Trump, who has repeatedly noted on the campaign trail that he would get this big GDP number right before the election, celebrated just that on Thursday morning. “GDP number just announced,” he wrote on Twitter. “Biggest and Best in the History of our Country, and not even close. … So glad this great GDP number came out before November 3rd.”

Trump aides in the White House and campaign hit the airwaves and social media to amplify the GDP report. “I think it exceeded all expectations,” Trump economic adviser Larry Kudlow said on Fox News Thursday morning. “It is a record high since the data going back to 1947. We've never had anything remotely close to this.”

While that’s true, it’s also true that the surge followed the equally historic 31 percent decline in the second quarter. Because the third quarter started from such a low base, even an increase slightly larger than the 31 percent decline would not have returned economic activity to where it was at the end of the first quarter.

Trump faces another conundrum on employment numbers. He regularly boasts of record job creation — more than 11 million in the last several months. And they are, in fact, record numbers. But they followed a record loss of more than 22 million jobs during the early stages of the Covid-19 crisis. The U.S. is only around half way to getting all those jobs back. And in bragging about the numbers, Trump risks looking out of touch with more than 23 million Americans still on some form of unemployment assistance.

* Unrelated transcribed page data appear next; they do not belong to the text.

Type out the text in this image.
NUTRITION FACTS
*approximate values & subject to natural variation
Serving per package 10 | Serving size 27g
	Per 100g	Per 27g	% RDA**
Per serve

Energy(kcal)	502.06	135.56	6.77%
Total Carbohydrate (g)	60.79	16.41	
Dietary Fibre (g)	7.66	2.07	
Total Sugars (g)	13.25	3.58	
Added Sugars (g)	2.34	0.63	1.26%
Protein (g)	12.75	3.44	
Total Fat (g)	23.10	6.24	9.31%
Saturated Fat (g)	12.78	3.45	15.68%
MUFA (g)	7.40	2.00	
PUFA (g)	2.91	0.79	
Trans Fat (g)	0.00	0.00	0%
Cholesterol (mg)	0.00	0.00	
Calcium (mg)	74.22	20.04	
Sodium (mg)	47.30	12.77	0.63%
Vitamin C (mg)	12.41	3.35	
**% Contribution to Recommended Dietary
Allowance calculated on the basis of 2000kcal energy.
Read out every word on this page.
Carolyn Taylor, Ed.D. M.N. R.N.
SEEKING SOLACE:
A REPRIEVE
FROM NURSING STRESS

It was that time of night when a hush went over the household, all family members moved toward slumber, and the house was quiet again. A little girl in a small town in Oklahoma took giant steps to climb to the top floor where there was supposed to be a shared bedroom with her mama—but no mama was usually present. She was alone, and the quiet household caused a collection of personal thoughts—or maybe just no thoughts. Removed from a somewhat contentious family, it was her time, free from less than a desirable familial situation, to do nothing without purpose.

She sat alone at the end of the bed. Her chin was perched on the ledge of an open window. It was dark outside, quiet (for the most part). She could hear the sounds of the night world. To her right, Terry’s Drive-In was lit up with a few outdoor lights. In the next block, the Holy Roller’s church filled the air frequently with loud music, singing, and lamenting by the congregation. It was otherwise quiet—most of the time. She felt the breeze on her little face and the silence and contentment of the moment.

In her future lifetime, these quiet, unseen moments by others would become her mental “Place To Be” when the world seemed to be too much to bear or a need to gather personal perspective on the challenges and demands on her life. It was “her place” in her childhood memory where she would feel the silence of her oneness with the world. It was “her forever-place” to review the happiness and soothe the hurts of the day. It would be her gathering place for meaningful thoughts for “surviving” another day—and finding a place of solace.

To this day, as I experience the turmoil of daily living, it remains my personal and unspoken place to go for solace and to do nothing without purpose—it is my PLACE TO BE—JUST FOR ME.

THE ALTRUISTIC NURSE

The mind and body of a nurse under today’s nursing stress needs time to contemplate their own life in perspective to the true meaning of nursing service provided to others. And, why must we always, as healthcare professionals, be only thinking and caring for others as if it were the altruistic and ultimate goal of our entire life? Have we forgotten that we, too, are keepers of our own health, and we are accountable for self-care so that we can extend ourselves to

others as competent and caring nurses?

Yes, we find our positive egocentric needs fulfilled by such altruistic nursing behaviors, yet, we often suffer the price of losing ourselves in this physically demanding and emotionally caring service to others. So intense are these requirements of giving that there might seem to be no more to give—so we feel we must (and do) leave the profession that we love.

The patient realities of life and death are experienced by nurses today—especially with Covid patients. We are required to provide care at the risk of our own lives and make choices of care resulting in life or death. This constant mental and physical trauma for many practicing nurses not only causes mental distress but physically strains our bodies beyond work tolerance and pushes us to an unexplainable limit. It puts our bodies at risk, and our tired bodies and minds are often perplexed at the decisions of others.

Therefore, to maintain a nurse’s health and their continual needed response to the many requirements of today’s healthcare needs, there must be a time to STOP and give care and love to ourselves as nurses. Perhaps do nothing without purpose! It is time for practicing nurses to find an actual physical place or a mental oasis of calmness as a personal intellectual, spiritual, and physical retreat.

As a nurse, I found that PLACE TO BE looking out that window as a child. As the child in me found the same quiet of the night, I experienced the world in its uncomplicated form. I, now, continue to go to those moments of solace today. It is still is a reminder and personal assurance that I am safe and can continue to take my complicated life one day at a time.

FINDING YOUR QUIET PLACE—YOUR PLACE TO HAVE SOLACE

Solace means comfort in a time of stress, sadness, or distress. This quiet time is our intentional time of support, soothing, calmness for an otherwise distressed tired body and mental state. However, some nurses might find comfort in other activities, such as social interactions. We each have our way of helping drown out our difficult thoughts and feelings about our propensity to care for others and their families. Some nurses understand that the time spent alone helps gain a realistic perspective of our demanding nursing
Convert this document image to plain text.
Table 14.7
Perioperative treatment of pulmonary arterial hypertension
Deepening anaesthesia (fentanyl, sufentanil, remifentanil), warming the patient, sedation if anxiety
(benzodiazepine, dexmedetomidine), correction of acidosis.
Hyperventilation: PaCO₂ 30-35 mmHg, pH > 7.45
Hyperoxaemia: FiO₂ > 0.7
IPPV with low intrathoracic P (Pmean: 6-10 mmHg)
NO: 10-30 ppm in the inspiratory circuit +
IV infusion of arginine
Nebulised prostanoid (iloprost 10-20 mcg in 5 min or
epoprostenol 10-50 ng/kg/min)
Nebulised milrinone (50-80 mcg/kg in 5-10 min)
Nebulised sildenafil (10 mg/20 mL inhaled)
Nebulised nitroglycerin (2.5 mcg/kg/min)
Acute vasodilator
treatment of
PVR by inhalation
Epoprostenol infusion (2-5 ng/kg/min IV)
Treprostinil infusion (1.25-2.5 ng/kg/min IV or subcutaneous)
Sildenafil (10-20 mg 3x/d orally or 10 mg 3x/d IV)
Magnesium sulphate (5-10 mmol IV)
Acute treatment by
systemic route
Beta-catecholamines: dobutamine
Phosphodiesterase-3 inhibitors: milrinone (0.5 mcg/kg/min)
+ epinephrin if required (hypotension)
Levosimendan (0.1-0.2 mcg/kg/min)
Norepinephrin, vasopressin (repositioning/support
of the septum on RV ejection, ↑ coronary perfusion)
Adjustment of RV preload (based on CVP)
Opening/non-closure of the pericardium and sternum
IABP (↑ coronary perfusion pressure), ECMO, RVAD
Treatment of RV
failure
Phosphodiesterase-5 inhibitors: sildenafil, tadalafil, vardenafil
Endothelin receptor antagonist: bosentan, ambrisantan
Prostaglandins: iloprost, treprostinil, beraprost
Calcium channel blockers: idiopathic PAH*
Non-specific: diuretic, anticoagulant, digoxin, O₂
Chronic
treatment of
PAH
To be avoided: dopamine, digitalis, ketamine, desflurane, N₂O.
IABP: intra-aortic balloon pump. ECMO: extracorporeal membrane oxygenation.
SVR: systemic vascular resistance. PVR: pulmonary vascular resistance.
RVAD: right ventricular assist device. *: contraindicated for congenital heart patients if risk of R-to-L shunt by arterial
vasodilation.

This problem is reflected in Trump’s approval numbers on the economy, once a clear advantage. Democratic nominee Joe Biden has now erased that advantage and even took a very narrow lead on the economy as an issue in the latest POLITICO/Morning Consult poll.

The numbers suggest that voters are not swayed by juicy-sounding headline numbers that do not reflect the reality many Americans are living through, especially those in lower income brackets not able to work from home. Democrats are already trying to rebut any Trump bragging over Thursday’s GDP number.

“This report underscores three inescapable truths about Donald Trump’s economy: we are in a deep hole and President Trump’s failure to act has meant that Q3 growth wasn’t nearly enough to get us out of; the recovery is slowing if not stalling; and the recovery that is happening is helping those at the top, but leaving tens of millions of working families and small businesses behind,” Biden said in a statement Thursday.

“The main reason that the third quarter will appear to be the best on record is that the second quarter was the worst on record,” said Rep. Don Beyer (D-Va.), vice chair of the Joint Economic Committee, in a committee report on Wednesday. “Current forecasts estimate that GDP will be substantially smaller than would have been the case if growth had continued at pre-pandemic rates.”

Among the biggest risks now, beyond the sharp rise in Covid-19 cases, is the lack of new federal stimulus keeping a floor under the economy while the nation struggles with the health crisis.

“Broadly speaking, it was a combination of aggressive monetary stimulus and fiscal support that provided a bridge for an economy trying to make it to the other side of a chasm created by a shock that shut down large portions of the economy virtually overnight earlier this year,” said Jim Baird, chief investment officer at wealth management firm Plante Moran, in a note to clients. “Although the recovery is on track, both fiscal and monetary policy support will be needed for some time to continue to support an economy that remains vulnerable.”